No mercado externo, a paridade de exportação teve pouca variação ao longo da semana. O dólar apresentou movimentos moderados, enquanto a Bolsa de Chicago permaneceu próxima das mínimas recentes, pressionada pelo bom desenvolvimento das lavouras de milho nos Estados Unidos.

Esse cenário reduziu o suporte para os preços internos, limitando qualquer reação mais consistente no mercado físico brasileiro.

Milho recua no Brasil e preços variam entre regiões produtoras

O preço médio da saca de milho no Brasil foi cotado a R$ 60,08 no dia 18 de junho, queda de 1,71% frente aos R$ 61,12 registrados na semana anterior.

Entre as principais praças acompanhadas, os preços foram os seguintes:

  • Cascavel (PR): R$ 58,00/saca (-3,33%)
  • Campinas (SP – CIF): R$ 65,00/saca (estável)
  • Mogiana (SP): R$ 60,00/saca (estável)
  • Rondonópolis (MT): R$ 51,00/saca (estável)
  • Erechim (RS): R$ 68,00/saca (-1,45%)
  • Uberlândia (MG): R$ 60,00/saca (estável)
  • Rio Verde (GO): R$ 56,00/saca (-3,45%)

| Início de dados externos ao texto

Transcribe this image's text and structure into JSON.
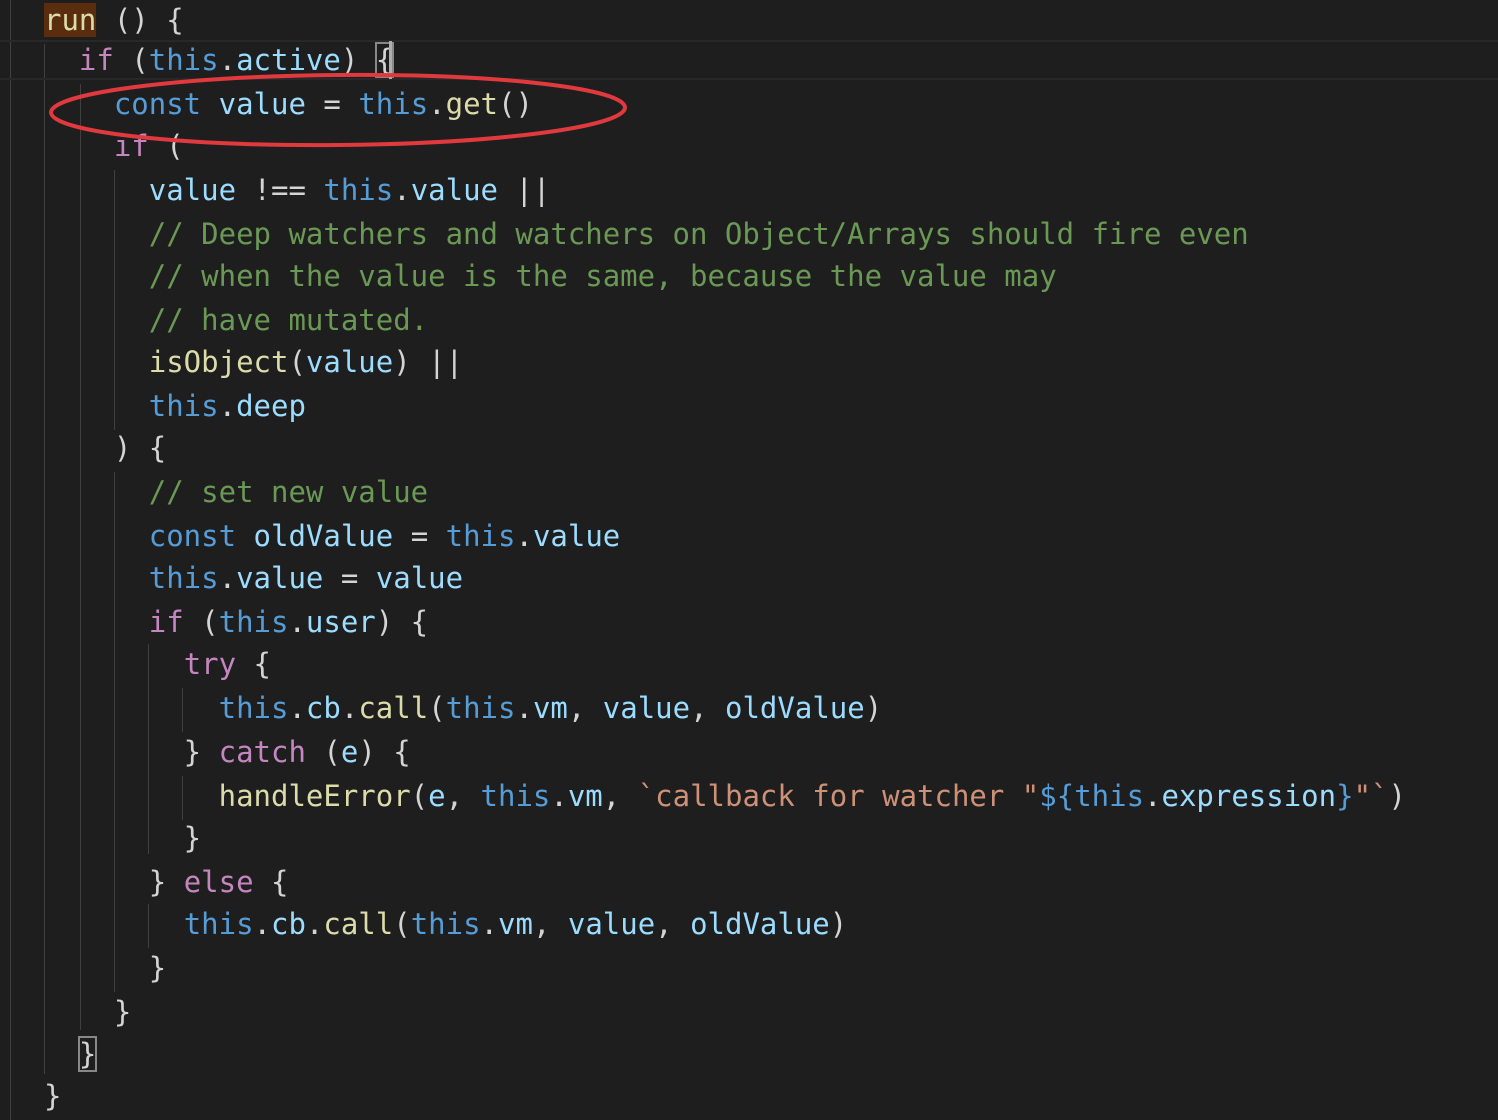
{
  "editor": {
    "lines": [
      {
        "segments": [
          {
            "t": "run",
            "c": "run-hl"
          },
          {
            "t": " () {",
            "c": "pu"
          }
        ]
      },
      {
        "segments": [
          {
            "t": "  ",
            "c": "pu"
          },
          {
            "t": "if",
            "c": "kw"
          },
          {
            "t": " (",
            "c": "pu"
          },
          {
            "t": "this",
            "c": "st"
          },
          {
            "t": ".",
            "c": "pu"
          },
          {
            "t": "active",
            "c": "var"
          },
          {
            "t": ") ",
            "c": "pu"
          },
          {
            "t": "{",
            "c": "pu bracket-box"
          }
        ]
      },
      {
        "segments": [
          {
            "t": "    ",
            "c": "pu"
          },
          {
            "t": "const",
            "c": "st"
          },
          {
            "t": " ",
            "c": "pu"
          },
          {
            "t": "value",
            "c": "var"
          },
          {
            "t": " = ",
            "c": "pu"
          },
          {
            "t": "this",
            "c": "st"
          },
          {
            "t": ".",
            "c": "pu"
          },
          {
            "t": "get",
            "c": "fn"
          },
          {
            "t": "()",
            "c": "pu"
          }
        ]
      },
      {
        "segments": [
          {
            "t": "    ",
            "c": "pu"
          },
          {
            "t": "if",
            "c": "kw"
          },
          {
            "t": " (",
            "c": "pu"
          }
        ]
      },
      {
        "segments": [
          {
            "t": "      ",
            "c": "pu"
          },
          {
            "t": "value",
            "c": "var"
          },
          {
            "t": " !== ",
            "c": "pu"
          },
          {
            "t": "this",
            "c": "st"
          },
          {
            "t": ".",
            "c": "pu"
          },
          {
            "t": "value",
            "c": "var"
          },
          {
            "t": " ||",
            "c": "pu"
          }
        ]
      },
      {
        "segments": [
          {
            "t": "      ",
            "c": "pu"
          },
          {
            "t": "// Deep watchers and watchers on Object/Arrays should fire even",
            "c": "cm"
          }
        ]
      },
      {
        "segments": [
          {
            "t": "      ",
            "c": "pu"
          },
          {
            "t": "// when the value is the same, because the value may",
            "c": "cm"
          }
        ]
      },
      {
        "segments": [
          {
            "t": "      ",
            "c": "pu"
          },
          {
            "t": "// have mutated.",
            "c": "cm"
          }
        ]
      },
      {
        "segments": [
          {
            "t": "      ",
            "c": "pu"
          },
          {
            "t": "isObject",
            "c": "fn"
          },
          {
            "t": "(",
            "c": "pu"
          },
          {
            "t": "value",
            "c": "var"
          },
          {
            "t": ") ||",
            "c": "pu"
          }
        ]
      },
      {
        "segments": [
          {
            "t": "      ",
            "c": "pu"
          },
          {
            "t": "this",
            "c": "st"
          },
          {
            "t": ".",
            "c": "pu"
          },
          {
            "t": "deep",
            "c": "var"
          }
        ]
      },
      {
        "segments": [
          {
            "t": "    ) {",
            "c": "pu"
          }
        ]
      },
      {
        "segments": [
          {
            "t": "      ",
            "c": "pu"
          },
          {
            "t": "// set new value",
            "c": "cm"
          }
        ]
      },
      {
        "segments": [
          {
            "t": "      ",
            "c": "pu"
          },
          {
            "t": "const",
            "c": "st"
          },
          {
            "t": " ",
            "c": "pu"
          },
          {
            "t": "oldValue",
            "c": "var"
          },
          {
            "t": " = ",
            "c": "pu"
          },
          {
            "t": "this",
            "c": "st"
          },
          {
            "t": ".",
            "c": "pu"
          },
          {
            "t": "value",
            "c": "var"
          }
        ]
      },
      {
        "segments": [
          {
            "t": "      ",
            "c": "pu"
          },
          {
            "t": "this",
            "c": "st"
          },
          {
            "t": ".",
            "c": "pu"
          },
          {
            "t": "value",
            "c": "var"
          },
          {
            "t": " = ",
            "c": "pu"
          },
          {
            "t": "value",
            "c": "var"
          }
        ]
      },
      {
        "segments": [
          {
            "t": "      ",
            "c": "pu"
          },
          {
            "t": "if",
            "c": "kw"
          },
          {
            "t": " (",
            "c": "pu"
          },
          {
            "t": "this",
            "c": "st"
          },
          {
            "t": ".",
            "c": "pu"
          },
          {
            "t": "user",
            "c": "var"
          },
          {
            "t": ") {",
            "c": "pu"
          }
        ]
      },
      {
        "segments": [
          {
            "t": "        ",
            "c": "pu"
          },
          {
            "t": "try",
            "c": "kw"
          },
          {
            "t": " {",
            "c": "pu"
          }
        ]
      },
      {
        "segments": [
          {
            "t": "          ",
            "c": "pu"
          },
          {
            "t": "this",
            "c": "st"
          },
          {
            "t": ".",
            "c": "pu"
          },
          {
            "t": "cb",
            "c": "var"
          },
          {
            "t": ".",
            "c": "pu"
          },
          {
            "t": "call",
            "c": "fn"
          },
          {
            "t": "(",
            "c": "pu"
          },
          {
            "t": "this",
            "c": "st"
          },
          {
            "t": ".",
            "c": "pu"
          },
          {
            "t": "vm",
            "c": "var"
          },
          {
            "t": ", ",
            "c": "pu"
          },
          {
            "t": "value",
            "c": "var"
          },
          {
            "t": ", ",
            "c": "pu"
          },
          {
            "t": "oldValue",
            "c": "var"
          },
          {
            "t": ")",
            "c": "pu"
          }
        ]
      },
      {
        "segments": [
          {
            "t": "        } ",
            "c": "pu"
          },
          {
            "t": "catch",
            "c": "kw"
          },
          {
            "t": " (",
            "c": "pu"
          },
          {
            "t": "e",
            "c": "var"
          },
          {
            "t": ") {",
            "c": "pu"
          }
        ]
      },
      {
        "segments": [
          {
            "t": "          ",
            "c": "pu"
          },
          {
            "t": "handleError",
            "c": "fn"
          },
          {
            "t": "(",
            "c": "pu"
          },
          {
            "t": "e",
            "c": "var"
          },
          {
            "t": ", ",
            "c": "pu"
          },
          {
            "t": "this",
            "c": "st"
          },
          {
            "t": ".",
            "c": "pu"
          },
          {
            "t": "vm",
            "c": "var"
          },
          {
            "t": ", ",
            "c": "pu"
          },
          {
            "t": "`callback for watcher \"",
            "c": "str"
          },
          {
            "t": "${",
            "c": "st"
          },
          {
            "t": "this",
            "c": "st"
          },
          {
            "t": ".",
            "c": "pu"
          },
          {
            "t": "expression",
            "c": "var"
          },
          {
            "t": "}",
            "c": "st"
          },
          {
            "t": "\"`",
            "c": "str"
          },
          {
            "t": ")",
            "c": "pu"
          }
        ]
      },
      {
        "segments": [
          {
            "t": "        }",
            "c": "pu"
          }
        ]
      },
      {
        "segments": [
          {
            "t": "      } ",
            "c": "pu"
          },
          {
            "t": "else",
            "c": "kw"
          },
          {
            "t": " {",
            "c": "pu"
          }
        ]
      },
      {
        "segments": [
          {
            "t": "        ",
            "c": "pu"
          },
          {
            "t": "this",
            "c": "st"
          },
          {
            "t": ".",
            "c": "pu"
          },
          {
            "t": "cb",
            "c": "var"
          },
          {
            "t": ".",
            "c": "pu"
          },
          {
            "t": "call",
            "c": "fn"
          },
          {
            "t": "(",
            "c": "pu"
          },
          {
            "t": "this",
            "c": "st"
          },
          {
            "t": ".",
            "c": "pu"
          },
          {
            "t": "vm",
            "c": "var"
          },
          {
            "t": ", ",
            "c": "pu"
          },
          {
            "t": "value",
            "c": "var"
          },
          {
            "t": ", ",
            "c": "pu"
          },
          {
            "t": "oldValue",
            "c": "var"
          },
          {
            "t": ")",
            "c": "pu"
          }
        ]
      },
      {
        "segments": [
          {
            "t": "      }",
            "c": "pu"
          }
        ]
      },
      {
        "segments": [
          {
            "t": "    }",
            "c": "pu"
          }
        ]
      },
      {
        "segments": [
          {
            "t": "  ",
            "c": "pu"
          },
          {
            "t": "}",
            "c": "pu bracket-box"
          }
        ]
      },
      {
        "segments": [
          {
            "t": "}",
            "c": "pu"
          }
        ]
      }
    ]
  },
  "colors": {
    "background": "#1e1e1e",
    "keyword": "#c586c0",
    "storage": "#569cd6",
    "variable": "#9cdcfe",
    "function": "#dcdcaa",
    "comment": "#6a9955",
    "string": "#ce9178",
    "annotation": "#e0393e"
  },
  "annotation": {
    "shape": "ellipse",
    "target": "const value = this.get()"
  }
}
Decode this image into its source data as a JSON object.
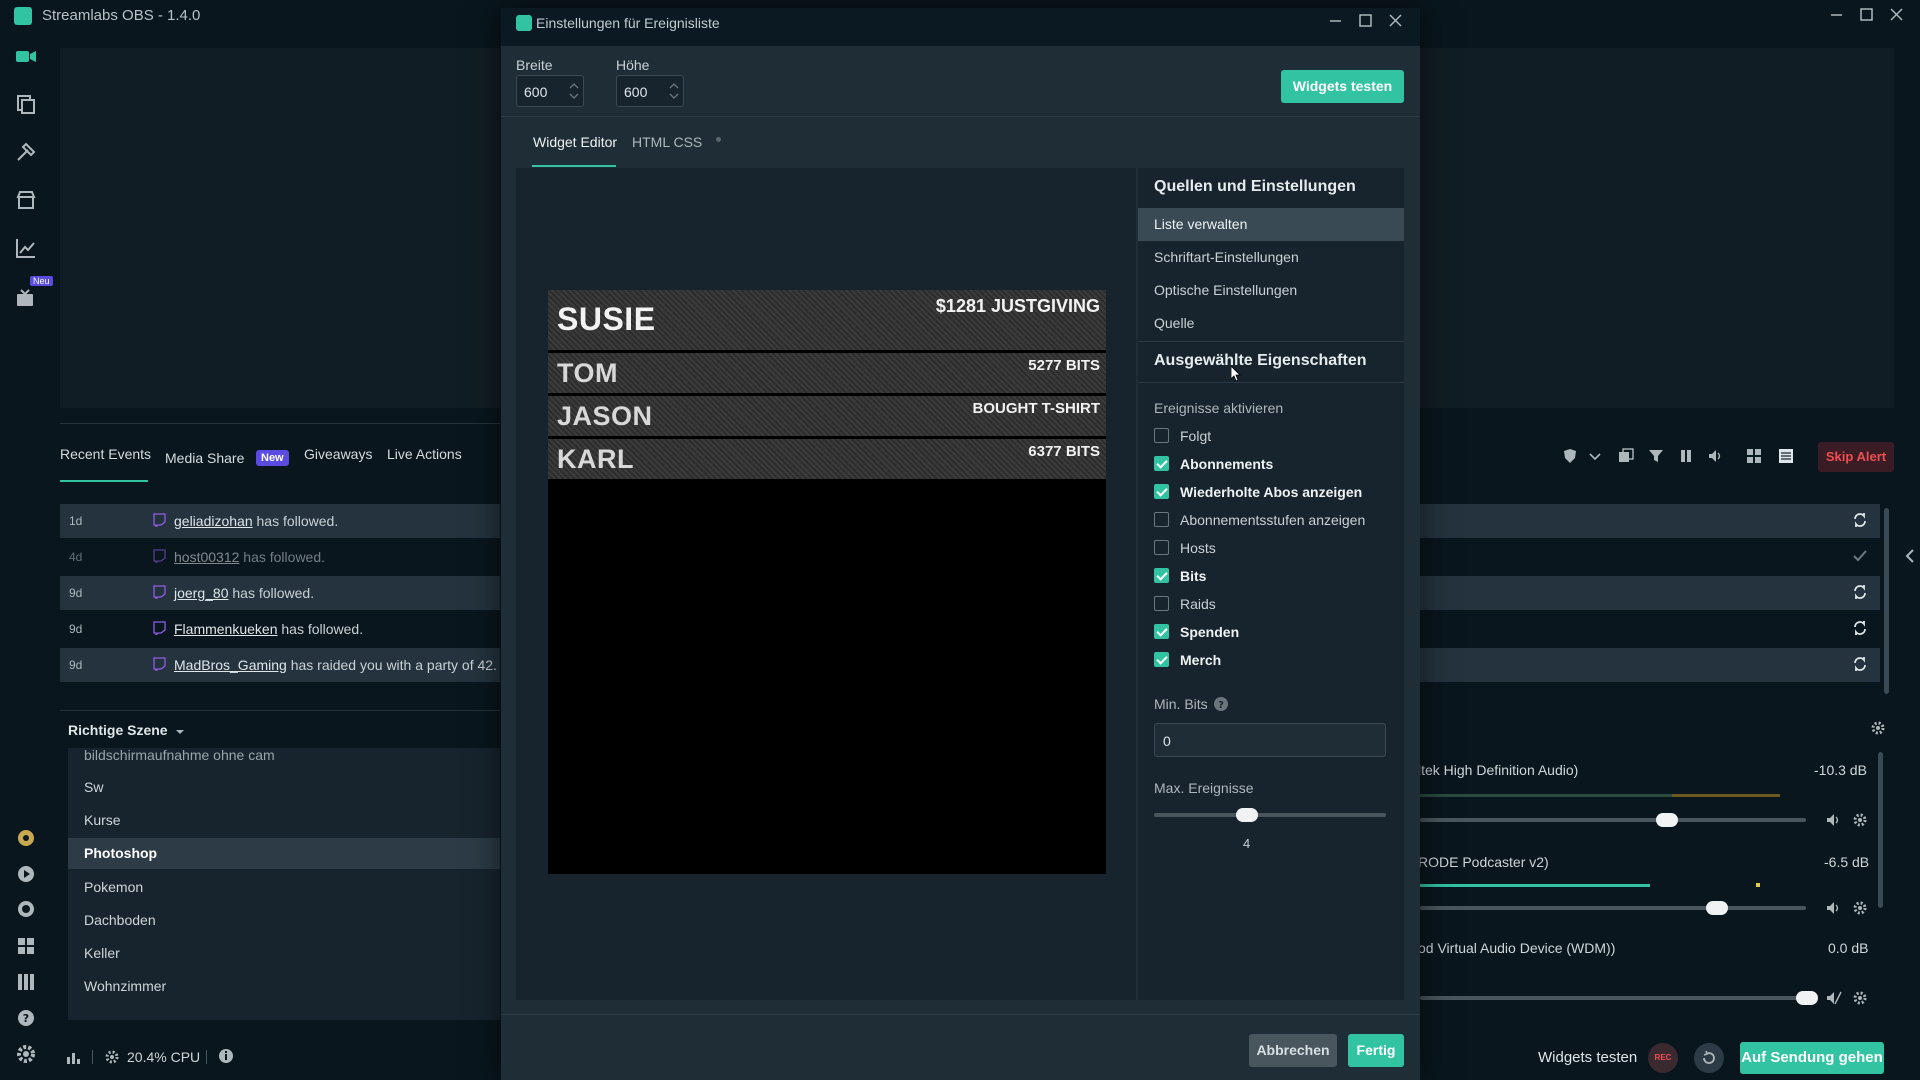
{
  "app": {
    "title": "Streamlabs OBS - 1.4.0"
  },
  "leftnav": {
    "icons": [
      "editor-icon",
      "themes-icon",
      "tools-icon",
      "store-icon",
      "stats-icon",
      "tv-icon"
    ],
    "new_badge": "Neu"
  },
  "events": {
    "tabs": [
      {
        "label": "Recent Events"
      },
      {
        "label": "Media Share",
        "badge": "New"
      },
      {
        "label": "Giveaways"
      },
      {
        "label": "Live Actions"
      }
    ],
    "rows": [
      {
        "time": "1d",
        "user": "geliadizohan",
        "text": " has followed."
      },
      {
        "time": "4d",
        "user": "host00312",
        "text": " has followed."
      },
      {
        "time": "9d",
        "user": "joerg_80",
        "text": " has followed."
      },
      {
        "time": "9d",
        "user": "Flammenkueken",
        "text": " has followed."
      },
      {
        "time": "9d",
        "user": "MadBros_Gaming",
        "text": " has raided you with a party of 42."
      }
    ]
  },
  "scenes": {
    "header": "Richtige Szene",
    "items": [
      "bildschirmaufnahme ohne cam",
      "Sw",
      "Kurse",
      "Photoshop",
      "Pokemon",
      "Dachboden",
      "Keller",
      "Wohnzimmer"
    ],
    "selected": "Photoshop"
  },
  "dialog": {
    "title": "Einstellungen für Ereignisliste",
    "width_label": "Breite",
    "width_value": "600",
    "height_label": "Höhe",
    "height_value": "600",
    "test_button": "Widgets testen",
    "tabs": [
      "Widget Editor",
      "HTML CSS"
    ],
    "preview_events": [
      {
        "name": "SUSIE",
        "value": "$1281 JUSTGIVING"
      },
      {
        "name": "TOM",
        "value": "5277 BITS"
      },
      {
        "name": "JASON",
        "value": "BOUGHT T-SHIRT"
      },
      {
        "name": "KARL",
        "value": "6377 BITS"
      }
    ],
    "side": {
      "section1": "Quellen und Einstellungen",
      "items": [
        "Liste verwalten",
        "Schriftart-Einstellungen",
        "Optische Einstellungen",
        "Quelle"
      ],
      "section2": "Ausgewählte Eigenschaften",
      "events_label": "Ereignisse aktivieren",
      "checkboxes": [
        {
          "label": "Folgt",
          "checked": false
        },
        {
          "label": "Abonnements",
          "checked": true
        },
        {
          "label": "Wiederholte Abos anzeigen",
          "checked": true
        },
        {
          "label": "Abonnementsstufen anzeigen",
          "checked": false
        },
        {
          "label": "Hosts",
          "checked": false
        },
        {
          "label": "Bits",
          "checked": true
        },
        {
          "label": "Raids",
          "checked": false
        },
        {
          "label": "Spenden",
          "checked": true
        },
        {
          "label": "Merch",
          "checked": true
        }
      ],
      "min_bits_label": "Min. Bits",
      "min_bits_value": "0",
      "max_events_label": "Max. Ereignisse",
      "max_events_value": "4",
      "max_events_fraction": 0.4
    },
    "cancel_button": "Abbrechen",
    "done_button": "Fertig"
  },
  "right": {
    "skip_alert": "Skip Alert",
    "mixer": [
      {
        "name": "ltek High Definition Audio)",
        "db": "-10.3 dB",
        "level": 0.74
      },
      {
        "name": "RODE Podcaster v2)",
        "db": "-6.5 dB",
        "level": 0.76
      },
      {
        "name": "od Virtual Audio Device (WDM))",
        "db": "0.0 dB",
        "level": 0.97
      }
    ]
  },
  "bottom": {
    "cpu": "20.4% CPU",
    "test_widgets": "Widgets testen",
    "rec": "REC",
    "go_live": "Auf Sendung gehen"
  },
  "colors": {
    "accent": "#31c3a2",
    "danger": "#f14d53",
    "badge": "#5a4be1"
  }
}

O comportamento regional reforça um mercado heterogêneo, com pressão mais intensa em áreas próximas à colheita e maior estabilidade em polos consumidores.

Exportações de milho crescem em volume e receita em junho

Mesmo com a pressão no mercado interno, as exportações brasileiras de milho seguem em crescimento no início de junho.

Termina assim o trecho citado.